Diary

Report: FEC Contractor Outsourcing 60% of Labor Involved With Federal Campaign Finance Paperwork

Captricity, a data firm contracted to process paperwork for the Federal Election Commission (FEC) in 2015, is outsourcing up to 60 percent of its labor, according to the firm’s head of business development.

Captricity, which was founded by Berkeley computer science PhD candidate Kuang Chen and musician Jeff Lin, was subcontracted by a company called Aurotech to facilitate a $270,571 contract processing campaign finance filings for candidates following the 2014 election, according to the Post.

Software developed by Chen extracts shreds of written text and sends them to an on-demand global workforce employed by “Mechanical Turk.” The workers identify numbers and letters for a computer algorithm that according to Chen, digitizes it with an accuracy rate “asymptotically approaching 100 percent.”

From 1998 through 2014, the FEC had contracted with the Virginia-based ILM Corp. to manually enter the data from filings. “It is like a car vs. a horse and buggy. We’re not even on the same field,” Chen said, comparing his company to ILM.

According to Brian Busch, Captricity’s Head of Business Development, about half of the people finding work through Mechanical Turk are from India, while 40 percent are from North America.

The Post asked Democratic FEC Chairwoman Ann Ravel what sort of message was being sent by Captricity’s use of a “global workforce,” but she declined to comment. Ravel previously worked with the Oakland, Calif.-based firm when she served as chairwoman of the California Fair Political Practices Commission (FPPC) in 2012, when her agency contracted Captricity to process financial statements submitted by the state’s judges.

Similarly to Ravel, who was appointed to the FEC by President Obama in 2013, Captricity has some ties to the president.
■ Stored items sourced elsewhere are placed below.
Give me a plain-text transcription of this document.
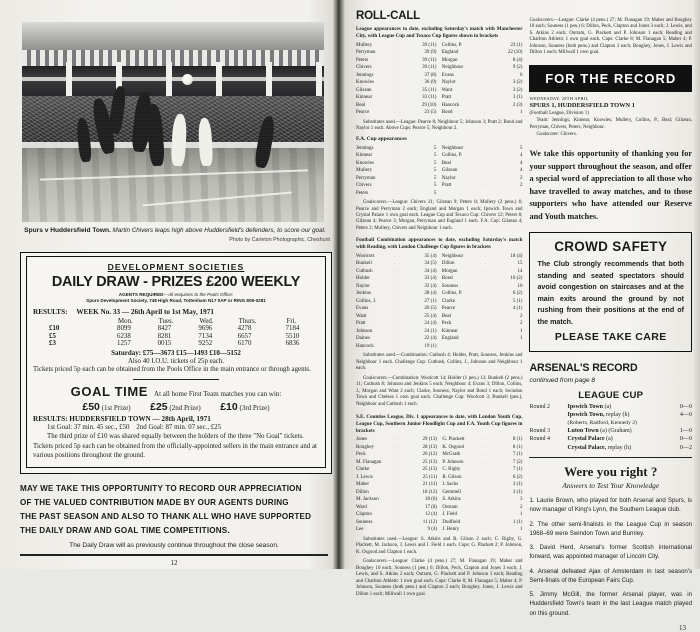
Spurs v Huddersfield Town. Martin Chivers leaps high above Huddersfield's defenders, to score our goal.
Photo by Carleton Photographic, Cheshunt
DEVELOPMENT SOCIETIES
DAILY DRAW - PRIZES £200 WEEKLY
AGENTS REQUIRED—All enquiries to the Pools Office:
Spurs Development Society, 748 High Road, Tottenham N17 0AP or RING 808-0281
RESULTS: WEEK No. 33 — 26th April to 1st May, 1971
		Mon.	Tues.	Wed.	Thurs.	Fri.
£10	. . .	8099	8427	9696	4278	7184
£5	. . .	6238	8281	7134	6657	5510
£3	. . .	1257	0015	9252	6170	6836
Saturday: £75—3673 £15—1493 £10—5152
Also 40 I.O.U. tickets of 25p each.
Tickets priced 5p each can be obtained from the Pools Office in the main entrance or through agents.
GOAL TIME At all home First Team matches you can win:
£50 (1st Prize) £25 (2nd Prize) £10 (3rd Prize)
RESULTS: HUDDERSFIELD TOWN — 28th April, 1971
1st Goal: 37 min. 45 sec., £50 2nd Goal: 87 min. 07 sec., £25
The third prize of £10 was shared equally between the holders of the three "No Goal" tickets.
Tickets priced 5p each can be obtained from the officially-appointed sellers in the main entrance and at various positions throughout the ground.
MAY WE TAKE THIS OPPORTUNITY TO RECORD OUR APPRECIATION
OF THE VALUED CONTRIBUTION MADE BY OUR AGENTS DURING
THE PAST SEASON AND ALSO TO THANK ALL WHO HAVE SUPPORTED
THE DAILY DRAW AND GOAL TIME COMPETITIONS.
The Daily Draw will as previously continue throughout the close season.
12
ROLL-CALL
League appearances to date, excluding Saturday's match with Manchester City, with League Cup and Texaco Cup figures shown in brackets
Mullery	. .	39 (11)		Collins, P.	. .	23 (1)
Perryman	. .	39 (9)		England	. .	22 (10)
Peters	. .	39 (11)		Morgan	. .	8 (4)
Chivers	. .	39 (11)		Neighbour	. .	9 (2)
Jennings	. .	37 (8)		Evans	. .	6
Knowles	. .	36 (9)		Naylor	. .	3 (2)
Gilzean	. .	35 (11)		Want	. .	3 (2)
Kinnear	. .	33 (11)		Pratt	. .	3 (1)
Beal	. .	29 (10)		Hancock	. .	2 (3)
Pearce	. .	23 (5)		Bond	. .	1
Substitutes used.—League: Pearce 8; Neighbour 5; Johnson 3; Pratt 2; Bond and Naylor 1 each. Above Cups: Pearce 5; Neighbour 2.
F.A. Cup appearances
Jennings	. . .	5		Neighbour	. . .	5
Kinnear	. . .	5		Collins, P.	. . .	4
Knowles	. . .	5		Beal	. . .	4
Mullery	. . .	5		Gilzean	. . .	4
Perryman	. . .	5		Naylor	. . .	2
Chivers	. . .	5		Pratt	. . .	2
Peters	. . .	5				
Goalscorers.—League: Chivers 21; Gilzean 9; Peters 8; Mullery (2 pens.) 6; Pearce and Perryman 2 each; England and Morgan 1 each; Ipswich Town and Crystal Palace 1 own goal each. League Cup and Texaco Cup: Chivers 12; Peters 8; Gilzean 4; Pearce 3; Morgan, Perryman and England 1 each. F.A. Cup: Gilzean 4; Peters 2; Mullery, Chivers and Neighbour 1 each.
Football Combination appearances to date, excluding Saturday's match with Reading, with London Challenge Cup figures in brackets
Woolcott	. .	35 (4)		Neighbour	. .	18 (4)
Bunkell	. .	34 (5)		Dillon	. .	15
Cutbush	. .	34 (4)		Morgan	. .	14
Holder	. .	33 (4)		Bond	. .	10 (2)
Naylor	. .	32 (4)		Souness	. .	10
Jenkins	. .	28 (4)		Collins, P.	. .	6 (2)
Collins, J.	. .	27 (1)		Clarke	. .	5 (1)
Evans	. .	26 (5)		Pearce	. .	4 (1)
Want	. .	25 (4)		Beal	. .	2
Pratt	. .	24 (4)		Peck	. .	2
Johnson	. .	24 (1)		Kinnear	. .	1
Daines	. .	22 (4)		England	. .	1
Hancock	. .	19 (1)				
Substitutes used.—Combination: Cutbush 4; Holder, Pratt, Souness, Jenkins and Neighbour 1 each. Challenge Cup: Cutbush, Collins, J., Johnson and Neighbour 1 each.
Goalscorers.—Combination: Woolcott 14; Holder (1 pen.) 13; Bunkell (2 pens.) 11; Cutbush 8; Johnson and Jenkins 5 each; Neighbour 4; Evans 3; Dillon, Collins, J., Morgan and Want 2 each; Clarke, Souness, Naylor and Bond 1 each; Swindon Town and Chelsea 1 own goal each. Challenge Cup: Woolcott 3; Bunkell (pen.), Neighbour and Cutbush 1 each.
S.E. Counties League, Div. 1 appearances to date, with London Youth Cup, League Cup, Southern Junior Floodlight Cup and F.A. Youth Cup figures in brackets
Jones	. .	29 (13)		G. Plackett	. .	8 (1)
Boughey	. .	28 (13)		K. Osgood	. .	8 (1)
Peck	. .	26 (12)		McGrath	. .	7 (1)
M. Flanagan	. .	25 (13)		P. Johnson	. .	7 (2)
Clarke	. .	25 (13)		C. Rigby	. .	7 (1)
J. Lewis	. .	25 (11)		R. Gilson	. .	6 (2)
Maber	. .	21 (11)		I. Sachs	. .	3 (1)
Dillon	. .	18 (12)		Gemmell	. .	3 (1)
M. Jackson	. .	18 (6)		S. Atkins	. .	3
Ward	. .	17 (8)		Outram	. .	2
Clapton	. .	12 (4)		J. Field	. .	1
Souness	. .	11 (12)		Dudfield	. .	1 (1)
Lee	. .	9 (4)		J. Henry	. .	1
Substitutes used.—League: S. Atkins and R. Gilson 2 each; C. Rigby, G. Plackett, M. Jackson, J. Lewis and J. Field 1 each. Cups: G. Plackett 2; P. Johnson, K. Osgood and Clapton 1 each.
Goalscorers.—League: Clarke (4 pens.) 27; M. Flanagan 19; Maber and Boughey 10 each; Souness (1 pen.) 6; Dillon, Peck, Clapton and Jones 3 each; J. Lewis, and S. Atkins 2 each; Outram, G. Plackett and P. Johnson 1 each; Reading and Charlton Athletic 1 own goal each. Cups: Clarke 8; M. Flanagan 5; Maber 4; P. Johnson, Souness (both pens.) and Clapton 2 each; Boughey, Jones, J. Lewis and Dillon 1 each; Millwall 1 own goal.
Goalscorers.—League: Clarke (4 pens.) 27; M. Flanagan 19; Maber and Boughey 10 each; Souness (1 pen.) 6; Dillon, Peck, Clapton and Jones 3 each; J. Lewis, and S. Atkins 2 each; Outram, G. Plackett and P. Johnson 1 each; Reading and Charlton Athletic 1 own goal each. Cups: Clarke 8; M. Flanagan 5; Maber 4; P. Johnson, Souness (both pens.) and Clapton 2 each; Boughey, Jones, J. Lewis and Dillon 1 each; Millwall 1 own goal.
FOR THE RECORD
WEDNESDAY, 28TH APRIL
SPURS 1, HUDDERSFIELD TOWN 1
(Football League, Division 1)
Team: Jennings; Kinnear, Knowles; Mullery, Collins, P., Beal; Gilzean, Perryman, Chivers, Peters, Neighbour.
Goalscorer: Chivers.
We take this opportunity of thanking you for your support throughout the season, and offer a special word of appreciation to all those who have travelled to away matches, and to those supporters who have attended our Reserve and Youth matches.
CROWD SAFETY
The Club strongly recommends that both standing and seated spectators should avoid congestion on staircases and at the main exits around the ground by not rushing from their positions at the end of the match.
PLEASE TAKE CARE
ARSENAL'S RECORD
continued from page 8
LEAGUE CUP
Round 2	Ipswich Town (a)	0—0
	Ipswich Town, replay (h)	4—0
	(Roberts, Radford, Kennedy 2)	
Round 3	Luton Town (a) (Graham)	1—0
Round 4	Crystal Palace (a)	0—0
	Crystal Palace, replay (h)	0—2
Were you right ?
Answers to Test Your Knowledge
1. Laurie Brown, who played for both Arsenal and Spurs, is now manager of King's Lynn, the Southern League club.
2. The other semi-finalists in the League Cup in season 1968–69 were Swindon Town and Burnley.
3. David Herd, Arsenal's former Scottish international forward, was appointed manager of Lincoln City.
4. Arsenal defeated Ajax of Amsterdam in last season's Semi-finals of the European Fairs Cup.
5. Jimmy McGill, the former Arsenal player, was in Huddersfield Town's team in the last League match played on this ground.
13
Captricity co-founder Jeff Lin contributed a total of $450 to the Obama for America campaign in 2012.

Since then, the company has praised President Obama on its Website, asserting that he has made “accountability through transparency” a priority in his administration. In an entry on its blog, Captricity states that there was “an essential cordoning-off of government data under Bush (George W) and a re-opening of data under Obama.”

However, an analysis conducted by the Associated Press earlier this year presented contradictory information, suggesting the Obama administration had set a new record for denying Freedom of Information Act (FOIA) requests and “more often than ever censored government files or outright denied access to them under the U.S. Freedom of Information Act.”

Specifically, the AP found that the Obama administration had “more than ever censored materials it turned over or fully denied access to them, in 250,581 cases or 39 percent of all requests.” It also found that rejections and redactions were found to be “improper under the law,” but only when they were challenged.

I asked Captricity by e-mail to comment on the differing claims. A spokesperson said the company was no longer able to speak to the basis of the blog post, saying, “It’s fairly dated (from 2012) and we’re not in a position to comment on this topic at this point in time.”